Jenna Bush Hager apologized Monday for a mistake she made at the Golden Globes that involved her mixing up the names of two movies, both of which feature predominantly black casts.
The mistake occurred while Jenna was interviewing singer Pharrell, who was nominated for best original score for the movie “Hidden Figures.”
“I accidentally, in the electricity of the red carpet, which I had never done one before, called ‘Hidden Figures’ ‘Hidden Fences,’” she said on TODAY Monday.
Pharrell’s movie relays the story of three black women in the 1960s who worked at NASA and played a pivotal role in astronaut John Glenn’s orbit into space.
But Jenna mixed the movie’s name with “Fences,” a film based on August Wilson’s play and stars Denzel Washington and Viola Davis.
“I have seen both movies. I thought they were both brilliant. I’ve interviewed cast from both of the movies,” Jenna said, her voice trembling. “And I offended people, I am deeply sorry. It was a mistake because y’all know I am not perfect. I am authentic, but a human. What I didn’t want to do is make anybody feel lesser than who they are.”
On Twitter later, "Hidden Figures" star Octavia Spencer offered Jenna some words of encouragement.
Williams did too.
Jenna wasn’t the only person to get the movie’s name wrong.

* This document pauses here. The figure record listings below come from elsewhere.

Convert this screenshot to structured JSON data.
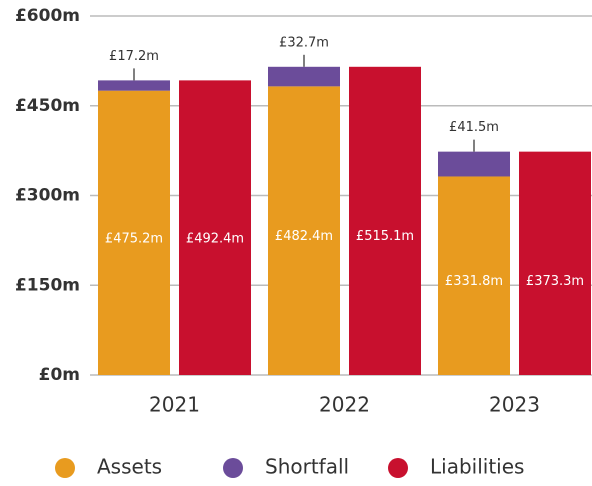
{
  "chart_data": {
    "type": "bar",
    "categories": [
      "2021",
      "2022",
      "2023"
    ],
    "series": [
      {
        "name": "Assets",
        "color": "#e89b1f",
        "stack": 0,
        "values": [
          475.2,
          482.4,
          331.8
        ],
        "value_labels": [
          "£475.2m",
          "£482.4m",
          "£331.8m"
        ]
      },
      {
        "name": "Shortfall",
        "color": "#6b4c9a",
        "stack": 0,
        "values": [
          17.2,
          32.7,
          41.5
        ],
        "value_labels": [
          "£17.2m",
          "£32.7m",
          "£41.5m"
        ]
      },
      {
        "name": "Liabilities",
        "color": "#c8102e",
        "stack": 1,
        "values": [
          492.4,
          515.1,
          373.3
        ],
        "value_labels": [
          "£492.4m",
          "£515.1m",
          "£373.3m"
        ]
      }
    ],
    "ylim": [
      0,
      600
    ],
    "yticks": [
      {
        "value": 0,
        "label": "£0m"
      },
      {
        "value": 150,
        "label": "£150m"
      },
      {
        "value": 300,
        "label": "£300m"
      },
      {
        "value": 450,
        "label": "£450m"
      },
      {
        "value": 600,
        "label": "£600m"
      }
    ],
    "grid": true,
    "legend": "bottom"
  }
}
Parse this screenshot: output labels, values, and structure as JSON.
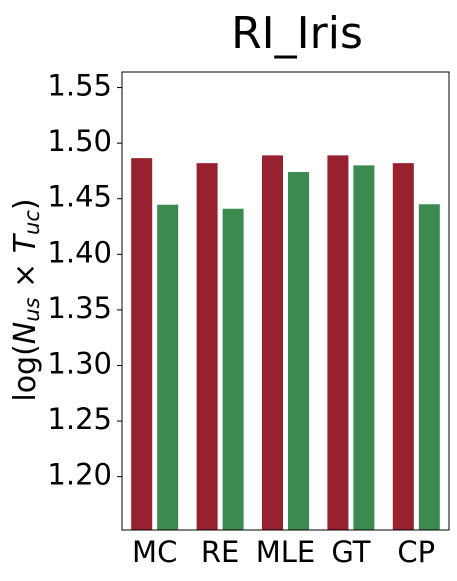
{
  "chart_data": {
    "type": "bar",
    "title": "RI_Iris",
    "ylabel": [
      "log(",
      "N",
      "us",
      " × ",
      "T",
      "uc",
      ")"
    ],
    "categories": [
      "MC",
      "RE",
      "MLE",
      "GT",
      "CP"
    ],
    "series": [
      {
        "color": "#98212f",
        "values": [
          1.4865,
          1.482,
          1.489,
          1.489,
          1.482
        ]
      },
      {
        "color": "#3c8a4f",
        "values": [
          1.4446,
          1.441,
          1.474,
          1.48,
          1.445
        ]
      }
    ],
    "ylim": [
      1.152,
      1.564
    ],
    "yticks": [
      1.2,
      1.25,
      1.3,
      1.35,
      1.4,
      1.45,
      1.5,
      1.55
    ],
    "grid": false
  }
}
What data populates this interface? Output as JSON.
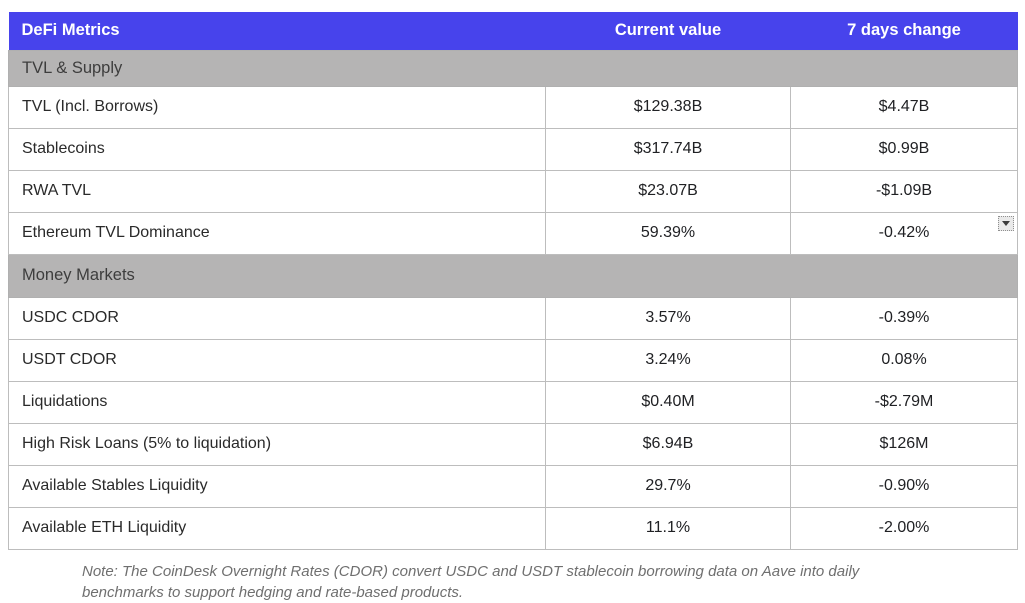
{
  "columns": {
    "metric": "DeFi Metrics",
    "current": "Current value",
    "change": "7 days change"
  },
  "sections": [
    {
      "title": "TVL & Supply"
    },
    {
      "title": "Money Markets"
    }
  ],
  "rows": [
    {
      "label": "TVL (Incl. Borrows)",
      "current": "$129.38B",
      "change": "$4.47B"
    },
    {
      "label": "Stablecoins",
      "current": "$317.74B",
      "change": "$0.99B"
    },
    {
      "label": "RWA TVL",
      "current": "$23.07B",
      "change": "-$1.09B"
    },
    {
      "label": "Ethereum TVL Dominance",
      "current": "59.39%",
      "change": "-0.42%"
    },
    {
      "label": "USDC CDOR",
      "current": "3.57%",
      "change": "-0.39%"
    },
    {
      "label": "USDT CDOR",
      "current": "3.24%",
      "change": "0.08%"
    },
    {
      "label": "Liquidations",
      "current": "$0.40M",
      "change": "-$2.79M"
    },
    {
      "label": "High Risk Loans (5% to liquidation)",
      "current": "$6.94B",
      "change": "$126M"
    },
    {
      "label": "Available Stables Liquidity",
      "current": "29.7%",
      "change": "-0.90%"
    },
    {
      "label": "Available ETH Liquidity",
      "current": "11.1%",
      "change": "-2.00%"
    }
  ],
  "note": {
    "line1": "Note: The CoinDesk Overnight Rates (CDOR) convert USDC and USDT stablecoin borrowing data on Aave into daily",
    "line2": "benchmarks to support hedging and rate-based products."
  },
  "icons": {
    "row_dropdown": "caret-down-icon"
  },
  "colors": {
    "header_bg": "#4743ec",
    "header_text": "#ffffff",
    "section_bg": "#b5b4b4",
    "grid_line": "#bdbdbd",
    "row_text": "#202124",
    "note_text": "#6f6f6f",
    "dropdown_bg": "#e9e9e9"
  }
}
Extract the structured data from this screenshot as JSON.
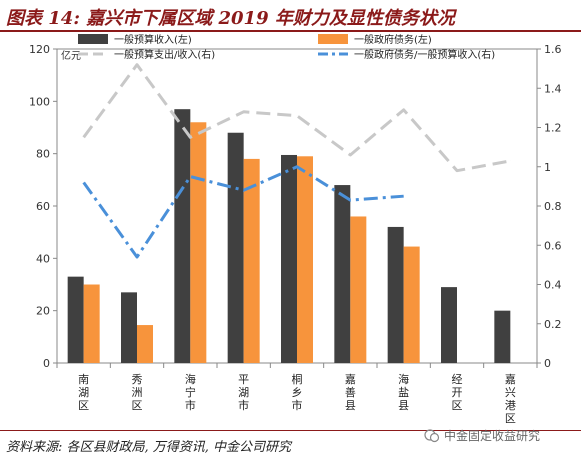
{
  "title": "图表 14: 嘉兴市下属区域 2019 年财力及显性债务状况",
  "source": "资料来源: 各区县财政局, 万得资讯, 中金公司研究",
  "watermark": "中金固定收益研究",
  "colors": {
    "bar1": "#404040",
    "bar2": "#f7943c",
    "line1": "#c8c8c8",
    "line2": "#4a90d9",
    "title": "#8b1a1a"
  },
  "chart_data": {
    "type": "bar",
    "categories": [
      "南湖区",
      "秀洲区",
      "海宁市",
      "平湖市",
      "桐乡市",
      "嘉善县",
      "海盐县",
      "经开区",
      "嘉兴港区"
    ],
    "y_left_unit": "亿元",
    "ylim_left": [
      0,
      120
    ],
    "yticks_left": [
      "0",
      "20",
      "40",
      "60",
      "80",
      "100",
      "120"
    ],
    "ylim_right": [
      0,
      1.6
    ],
    "yticks_right": [
      "0",
      "0.2",
      "0.4",
      "0.6",
      "0.8",
      "1",
      "1.2",
      "1.4",
      "1.6"
    ],
    "series": [
      {
        "name": "一般预算收入(左)",
        "kind": "bar",
        "axis": "left",
        "color": "#404040",
        "values": [
          33,
          27,
          97,
          88,
          79.5,
          68,
          52,
          29,
          20
        ]
      },
      {
        "name": "一般政府债务(左)",
        "kind": "bar",
        "axis": "left",
        "color": "#f7943c",
        "values": [
          30,
          14.5,
          92,
          78,
          79,
          56,
          44.5,
          null,
          null
        ]
      },
      {
        "name": "一般预算支出/收入(右)",
        "kind": "line",
        "style": "dashed",
        "axis": "right",
        "color": "#c8c8c8",
        "values": [
          1.15,
          1.52,
          1.15,
          1.28,
          1.26,
          1.06,
          1.29,
          0.98,
          1.03
        ]
      },
      {
        "name": "一般政府债务/一般预算收入(右)",
        "kind": "line",
        "style": "dashdot",
        "axis": "right",
        "color": "#4a90d9",
        "values": [
          0.92,
          0.54,
          0.95,
          0.88,
          1.0,
          0.83,
          0.85,
          null,
          null
        ]
      }
    ],
    "legend_position": "top"
  }
}
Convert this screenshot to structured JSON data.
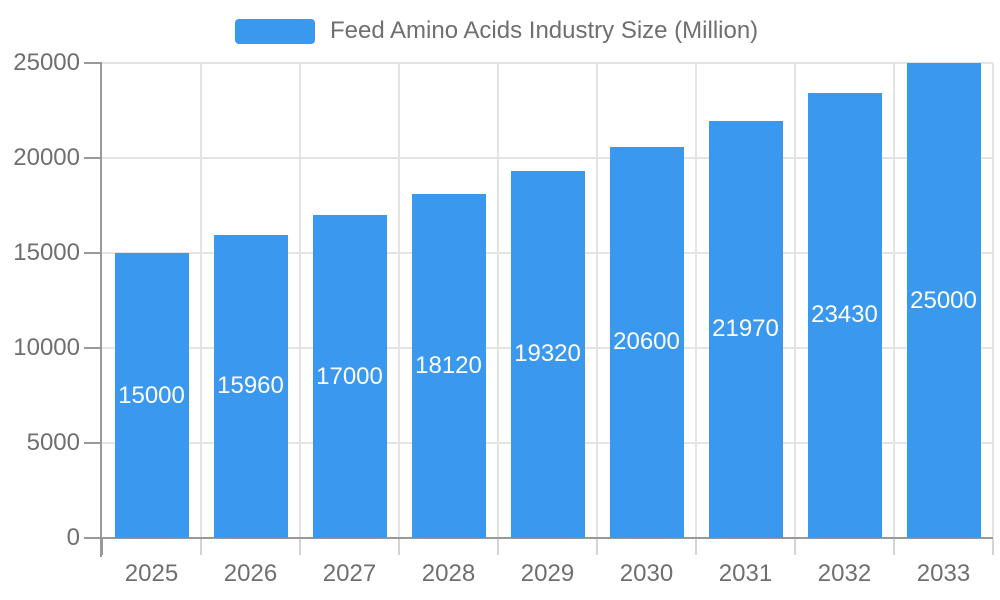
{
  "chart_data": {
    "type": "bar",
    "title": "Feed Amino Acids Industry Size (Million)",
    "categories": [
      "2025",
      "2026",
      "2027",
      "2028",
      "2029",
      "2030",
      "2031",
      "2032",
      "2033"
    ],
    "values": [
      15000,
      15960,
      17000,
      18120,
      19320,
      20600,
      21970,
      23430,
      25000
    ],
    "series": [
      {
        "name": "Feed Amino Acids Industry Size (Million)",
        "values": [
          15000,
          15960,
          17000,
          18120,
          19320,
          20600,
          21970,
          23430,
          25000
        ]
      }
    ],
    "xlabel": "",
    "ylabel": "",
    "ylim": [
      0,
      25000
    ],
    "yticks": [
      0,
      5000,
      10000,
      15000,
      20000,
      25000
    ],
    "grid": true,
    "legend_position": "top",
    "value_labels": "centered-inside-bars",
    "colors": {
      "bar": "#3A99EE",
      "value_label": "#FFFFFF",
      "axis": "#999999",
      "x_tick": "#D4D4D4",
      "grid": "#E4E4E4",
      "tick_label": "#6F6F6F",
      "background": "#FFFFFF"
    }
  }
}
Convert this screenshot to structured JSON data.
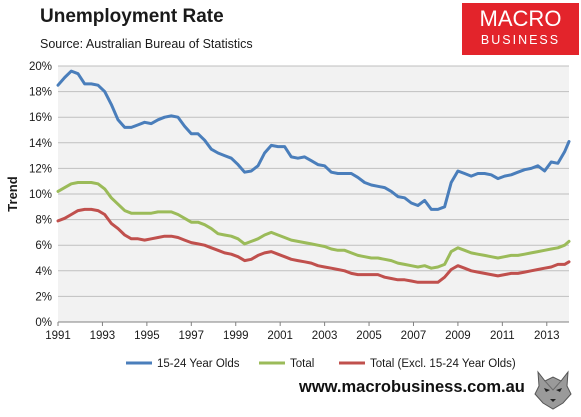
{
  "header": {
    "title": "Unemployment Rate",
    "source": "Source: Australian Bureau of Statistics"
  },
  "logo": {
    "line1": "MACRO",
    "line2": "BUSINESS",
    "color": "#e3242b"
  },
  "footer": {
    "url": "www.macrobusiness.com.au"
  },
  "chart_data": {
    "type": "line",
    "ylabel": "Trend",
    "ylim": [
      0,
      20
    ],
    "yticks": [
      "0%",
      "2%",
      "4%",
      "6%",
      "8%",
      "10%",
      "12%",
      "14%",
      "16%",
      "18%",
      "20%"
    ],
    "xlim": [
      1991,
      2014
    ],
    "xticks": [
      "1991",
      "1993",
      "1995",
      "1997",
      "1999",
      "2001",
      "2003",
      "2005",
      "2007",
      "2009",
      "2011",
      "2013"
    ],
    "grid": true,
    "legend": "bottom",
    "series": [
      {
        "name": "15-24 Year Olds",
        "color": "#4a7ebb",
        "x": [
          1991.0,
          1991.3,
          1991.6,
          1991.9,
          1992.2,
          1992.5,
          1992.8,
          1993.1,
          1993.4,
          1993.7,
          1994.0,
          1994.3,
          1994.6,
          1994.9,
          1995.2,
          1995.5,
          1995.8,
          1996.1,
          1996.4,
          1996.7,
          1997.0,
          1997.3,
          1997.6,
          1997.9,
          1998.2,
          1998.5,
          1998.8,
          1999.1,
          1999.4,
          1999.7,
          2000.0,
          2000.3,
          2000.6,
          2000.9,
          2001.2,
          2001.5,
          2001.8,
          2002.1,
          2002.4,
          2002.7,
          2003.0,
          2003.3,
          2003.6,
          2003.9,
          2004.2,
          2004.5,
          2004.8,
          2005.1,
          2005.4,
          2005.7,
          2006.0,
          2006.3,
          2006.6,
          2006.9,
          2007.2,
          2007.5,
          2007.8,
          2008.1,
          2008.4,
          2008.7,
          2009.0,
          2009.3,
          2009.6,
          2009.9,
          2010.2,
          2010.5,
          2010.8,
          2011.1,
          2011.4,
          2011.7,
          2012.0,
          2012.3,
          2012.6,
          2012.9,
          2013.2,
          2013.5,
          2013.8,
          2014.0
        ],
        "values": [
          18.5,
          19.1,
          19.6,
          19.4,
          18.6,
          18.6,
          18.5,
          18.0,
          17.0,
          15.8,
          15.2,
          15.2,
          15.4,
          15.6,
          15.5,
          15.8,
          16.0,
          16.1,
          16.0,
          15.3,
          14.7,
          14.7,
          14.2,
          13.5,
          13.2,
          13.0,
          12.8,
          12.3,
          11.7,
          11.8,
          12.2,
          13.2,
          13.8,
          13.7,
          13.7,
          12.9,
          12.8,
          12.9,
          12.6,
          12.3,
          12.2,
          11.7,
          11.6,
          11.6,
          11.6,
          11.3,
          10.9,
          10.7,
          10.6,
          10.5,
          10.2,
          9.8,
          9.7,
          9.3,
          9.1,
          9.5,
          8.8,
          8.8,
          9.0,
          10.9,
          11.8,
          11.6,
          11.4,
          11.6,
          11.6,
          11.5,
          11.2,
          11.4,
          11.5,
          11.7,
          11.9,
          12.0,
          12.2,
          11.8,
          12.5,
          12.4,
          13.3,
          14.1
        ]
      },
      {
        "name": "Total",
        "color": "#9bbb59",
        "x": [
          1991.0,
          1991.3,
          1991.6,
          1991.9,
          1992.2,
          1992.5,
          1992.8,
          1993.1,
          1993.4,
          1993.7,
          1994.0,
          1994.3,
          1994.6,
          1994.9,
          1995.2,
          1995.5,
          1995.8,
          1996.1,
          1996.4,
          1996.7,
          1997.0,
          1997.3,
          1997.6,
          1997.9,
          1998.2,
          1998.5,
          1998.8,
          1999.1,
          1999.4,
          1999.7,
          2000.0,
          2000.3,
          2000.6,
          2000.9,
          2001.2,
          2001.5,
          2001.8,
          2002.1,
          2002.4,
          2002.7,
          2003.0,
          2003.3,
          2003.6,
          2003.9,
          2004.2,
          2004.5,
          2004.8,
          2005.1,
          2005.4,
          2005.7,
          2006.0,
          2006.3,
          2006.6,
          2006.9,
          2007.2,
          2007.5,
          2007.8,
          2008.1,
          2008.4,
          2008.7,
          2009.0,
          2009.3,
          2009.6,
          2009.9,
          2010.2,
          2010.5,
          2010.8,
          2011.1,
          2011.4,
          2011.7,
          2012.0,
          2012.3,
          2012.6,
          2012.9,
          2013.2,
          2013.5,
          2013.8,
          2014.0
        ],
        "values": [
          10.2,
          10.5,
          10.8,
          10.9,
          10.9,
          10.9,
          10.8,
          10.4,
          9.7,
          9.2,
          8.7,
          8.5,
          8.5,
          8.5,
          8.5,
          8.6,
          8.6,
          8.6,
          8.4,
          8.1,
          7.8,
          7.8,
          7.6,
          7.3,
          6.9,
          6.8,
          6.7,
          6.5,
          6.1,
          6.3,
          6.5,
          6.8,
          7.0,
          6.8,
          6.6,
          6.4,
          6.3,
          6.2,
          6.1,
          6.0,
          5.9,
          5.7,
          5.6,
          5.6,
          5.4,
          5.2,
          5.1,
          5.0,
          5.0,
          4.9,
          4.8,
          4.6,
          4.5,
          4.4,
          4.3,
          4.4,
          4.2,
          4.3,
          4.5,
          5.5,
          5.8,
          5.6,
          5.4,
          5.3,
          5.2,
          5.1,
          5.0,
          5.1,
          5.2,
          5.2,
          5.3,
          5.4,
          5.5,
          5.6,
          5.7,
          5.8,
          6.0,
          6.3
        ]
      },
      {
        "name": "Total (Excl. 15-24 Year Olds)",
        "color": "#c0504d",
        "x": [
          1991.0,
          1991.3,
          1991.6,
          1991.9,
          1992.2,
          1992.5,
          1992.8,
          1993.1,
          1993.4,
          1993.7,
          1994.0,
          1994.3,
          1994.6,
          1994.9,
          1995.2,
          1995.5,
          1995.8,
          1996.1,
          1996.4,
          1996.7,
          1997.0,
          1997.3,
          1997.6,
          1997.9,
          1998.2,
          1998.5,
          1998.8,
          1999.1,
          1999.4,
          1999.7,
          2000.0,
          2000.3,
          2000.6,
          2000.9,
          2001.2,
          2001.5,
          2001.8,
          2002.1,
          2002.4,
          2002.7,
          2003.0,
          2003.3,
          2003.6,
          2003.9,
          2004.2,
          2004.5,
          2004.8,
          2005.1,
          2005.4,
          2005.7,
          2006.0,
          2006.3,
          2006.6,
          2006.9,
          2007.2,
          2007.5,
          2007.8,
          2008.1,
          2008.4,
          2008.7,
          2009.0,
          2009.3,
          2009.6,
          2009.9,
          2010.2,
          2010.5,
          2010.8,
          2011.1,
          2011.4,
          2011.7,
          2012.0,
          2012.3,
          2012.6,
          2012.9,
          2013.2,
          2013.5,
          2013.8,
          2014.0
        ],
        "values": [
          7.9,
          8.1,
          8.4,
          8.7,
          8.8,
          8.8,
          8.7,
          8.4,
          7.7,
          7.3,
          6.8,
          6.5,
          6.5,
          6.4,
          6.5,
          6.6,
          6.7,
          6.7,
          6.6,
          6.4,
          6.2,
          6.1,
          6.0,
          5.8,
          5.6,
          5.4,
          5.3,
          5.1,
          4.8,
          4.9,
          5.2,
          5.4,
          5.5,
          5.3,
          5.1,
          4.9,
          4.8,
          4.7,
          4.6,
          4.4,
          4.3,
          4.2,
          4.1,
          4.0,
          3.8,
          3.7,
          3.7,
          3.7,
          3.7,
          3.5,
          3.4,
          3.3,
          3.3,
          3.2,
          3.1,
          3.1,
          3.1,
          3.1,
          3.5,
          4.1,
          4.4,
          4.2,
          4.0,
          3.9,
          3.8,
          3.7,
          3.6,
          3.7,
          3.8,
          3.8,
          3.9,
          4.0,
          4.1,
          4.2,
          4.3,
          4.5,
          4.5,
          4.7
        ]
      }
    ]
  }
}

Later in the evening, actor Michael Keaton slipped up and called "Hidden Figures" “Hidden Fences” while presenting the award for best supporting actress.
Both Davis and Spencer were nominated in the category.
“I apologize to both the cast, to Pharrell, but it was a mistake, and I hope we can move on,” Jenna added.
The daughter of former President George W. Bush, Jenna said she’s used to taking heat and being in the spotlight, but this time felt different.
“I typically have a pretty thick skin because I’ve lived through a lot, and you can say whatever you want to say about me, but to act that I don’t care about people really hurt,” she said.
TODAY co-anchor Natalie Morales offered her support.
“We’ve all been there," she said, noting that the frenzied red carpet atmosphere can feel like a “mosh pit.”
Al Roker also stood up for his fellow anchor.
“All of us who know you know your heart, and know that that was a mistake,” said Roker.